Hadassah’s pediatric cardiologist, Dr. Julius Golander, who heads surgical evaluation at Ein Kerem, joined doctors from Poriya Hospital through IDF’s Good Neighbor program in Tiberias. Mothers from Syria brought their children with heart diseases to Tiberias, where doctors examined them and ascertained what treatment they were receiving in Syria.

“The special cooperation between the HMO and Baruch Padeh Poriya Hospital was critical to saving the lives of these children,” Dr. Golander said. “HMO utilized its state-of-the-art Pediatric Cardiac Surgery Department and Pediatric Intensive Care Unit at Hadassah Hospital Ein Kerem for this very special humanitarian project. The children, some of whom have never been properly treated or examined before, came to Jerusalem recently for the complex surgery and catheterizations at HMO and are continuing their aftercare at the Pedah-Poriya Medical Center in Tiberias.”

 “We made an initial diagnosis and built a treatment plan for anyone who needed cardiac intervention, whether catheterization or surgery at Hadassah Hospital Ein Kerem,” Dr. Golander adds. “The children were suffering from a wide variety of significant heart abnormalities, including ventricular defects and transposition of the great arteries. Their chances of surviving without medical intervention were slim to none.

 “In the dead of night, 14 Syrian women brought their children to us for medical assistance. Two-year-old Layal had a congenital heart defect, a hole in her heart which would have likely been diagnosed in a prenatal ultrasound in a Western country.

“Perhaps it would have been found in Syria, too, under normal circumstances. According to statistics from the Syrian Ministry of Health, Syria was on an upswing of medical care before the current crisis and the decimation of the health care system. What was clear was no way Layal’s heart could be repaired in Syria.

“This ‘hole in the heart’ was an atrial septal defect (ASD), an abnormal opening in the wall between the upper chambers of the heart. If left untreated, this condition would produce excess flow to the lungs causing irreversible lung damage, dilate her heart and probably shorten her life.

“Layal’s mother, Reem, a farmwife, knew that Layal wasn’t growing like her three siblings. There was something different also about her energy level.”

Although Reem knew that every child was different, she made an appointment with the doctor at her local health care center. The doctor held the stethoscope to Layal’s chest for a long time, and she knew there was a problem. When the doctor finally said, “It’s her heart,” Reem was distraught.
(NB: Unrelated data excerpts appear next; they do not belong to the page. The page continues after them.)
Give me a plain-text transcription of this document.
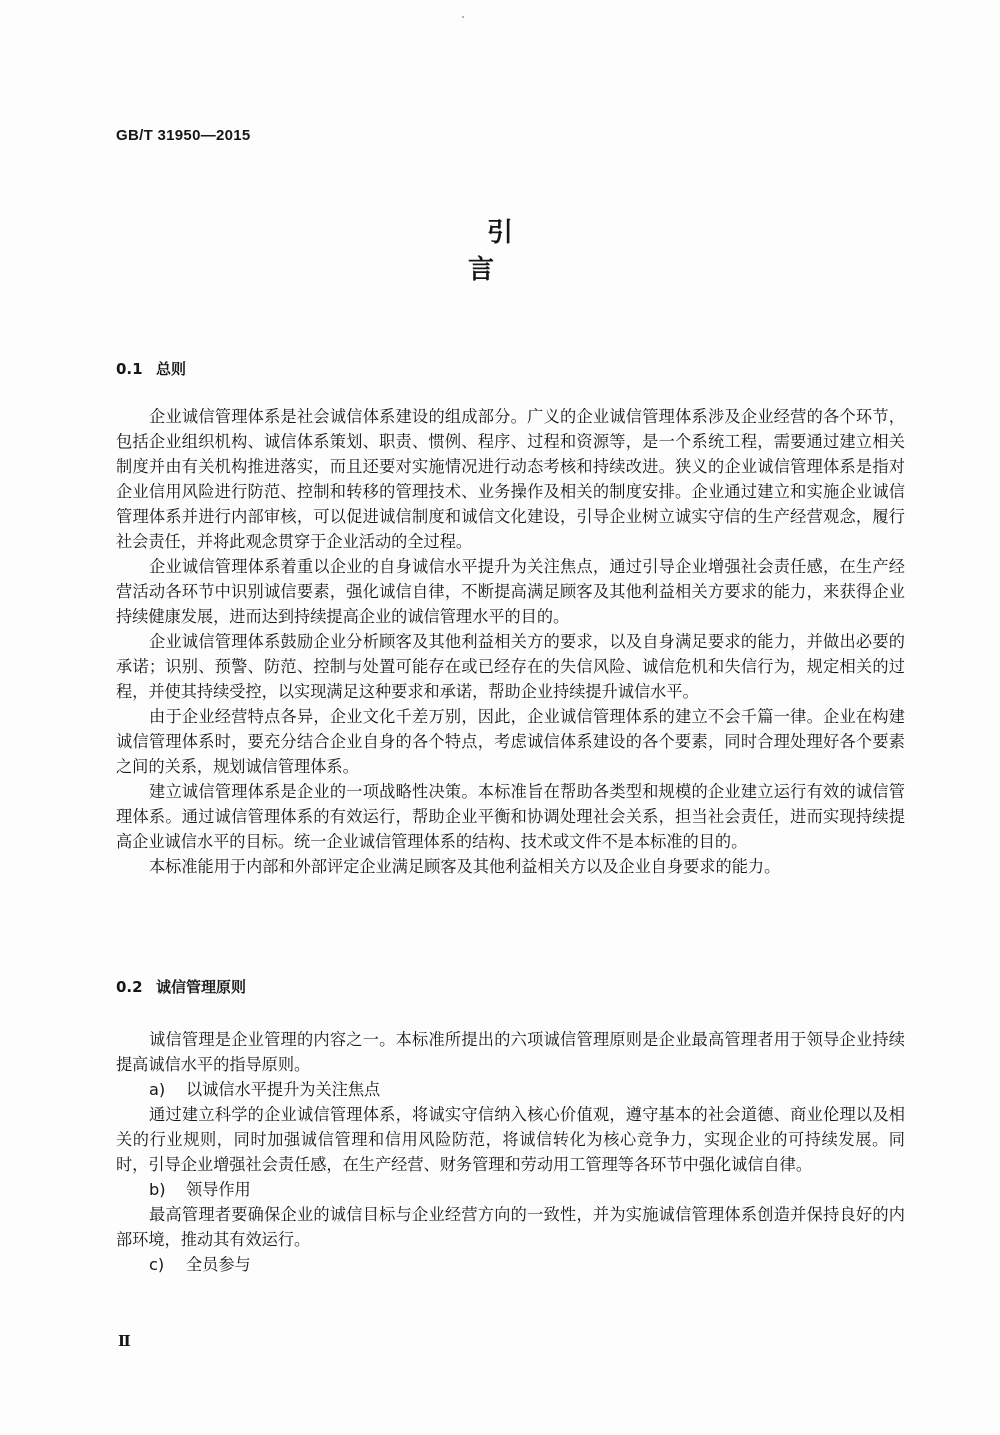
GB/T 31950—2015
引 言
0.1 总则

企业诚信管理体系是社会诚信体系建设的组成部分。广义的企业诚信管理体系涉及企业经营的各个环节，包括企业组织机构、诚信体系策划、职责、惯例、程序、过程和资源等，是一个系统工程，需要通过建立相关制度并由有关机构推进落实，而且还要对实施情况进行动态考核和持续改进。狭义的企业诚信管理体系是指对企业信用风险进行防范、控制和转移的管理技术、业务操作及相关的制度安排。企业通过建立和实施企业诚信管理体系并进行内部审核，可以促进诚信制度和诚信文化建设，引导企业树立诚实守信的生产经营观念，履行社会责任，并将此观念贯穿于企业活动的全过程。

企业诚信管理体系着重以企业的自身诚信水平提升为关注焦点，通过引导企业增强社会责任感，在生产经营活动各环节中识别诚信要素，强化诚信自律，不断提高满足顾客及其他利益相关方要求的能力，来获得企业持续健康发展，进而达到持续提高企业的诚信管理水平的目的。

企业诚信管理体系鼓励企业分析顾客及其他利益相关方的要求，以及自身满足要求的能力，并做出必要的承诺；识别、预警、防范、控制与处置可能存在或已经存在的失信风险、诚信危机和失信行为，规定相关的过程，并使其持续受控，以实现满足这种要求和承诺，帮助企业持续提升诚信水平。

由于企业经营特点各异，企业文化千差万别，因此，企业诚信管理体系的建立不会千篇一律。企业在构建诚信管理体系时，要充分结合企业自身的各个特点，考虑诚信体系建设的各个要素，同时合理处理好各个要素之间的关系，规划诚信管理体系。

建立诚信管理体系是企业的一项战略性决策。本标准旨在帮助各类型和规模的企业建立运行有效的诚信管理体系。通过诚信管理体系的有效运行，帮助企业平衡和协调处理社会关系，担当社会责任，进而实现持续提高企业诚信水平的目标。统一企业诚信管理体系的结构、技术或文件不是本标准的目的。

本标准能用于内部和外部评定企业满足顾客及其他利益相关方以及企业自身要求的能力。

0.2 诚信管理原则

诚信管理是企业管理的内容之一。本标准所提出的六项诚信管理原则是企业最高管理者用于领导企业持续提高诚信水平的指导原则。

a) 以诚信水平提升为关注焦点

通过建立科学的企业诚信管理体系，将诚实守信纳入核心价值观，遵守基本的社会道德、商业伦理以及相关的行业规则，同时加强诚信管理和信用风险防范，将诚信转化为核心竞争力，实现企业的可持续发展。同时，引导企业增强社会责任感，在生产经营、财务管理和劳动用工管理等各环节中强化诚信自律。

b) 领导作用

最高管理者要确保企业的诚信目标与企业经营方向的一致性，并为实施诚信管理体系创造并保持良好的内部环境，推动其有效运行。

c) 全员参与

Ⅱ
She then learned from women in her village that there was hope across the border.

“Needless to say,” Dr. Golander said, “their identities were concealed to protect their security.”

Since June 2016, the Israel Defense Forces has quietly been offering health care to Syrians across the border. Help was initially for those wounded in the war, but was later expanded to include advanced life-saving medical care available in Israel.

Dr. Golander recalls, “When I told Reem, ‘We can help your daughter,’ Reem didn’t need the Arabic translator to tell her what I meant.”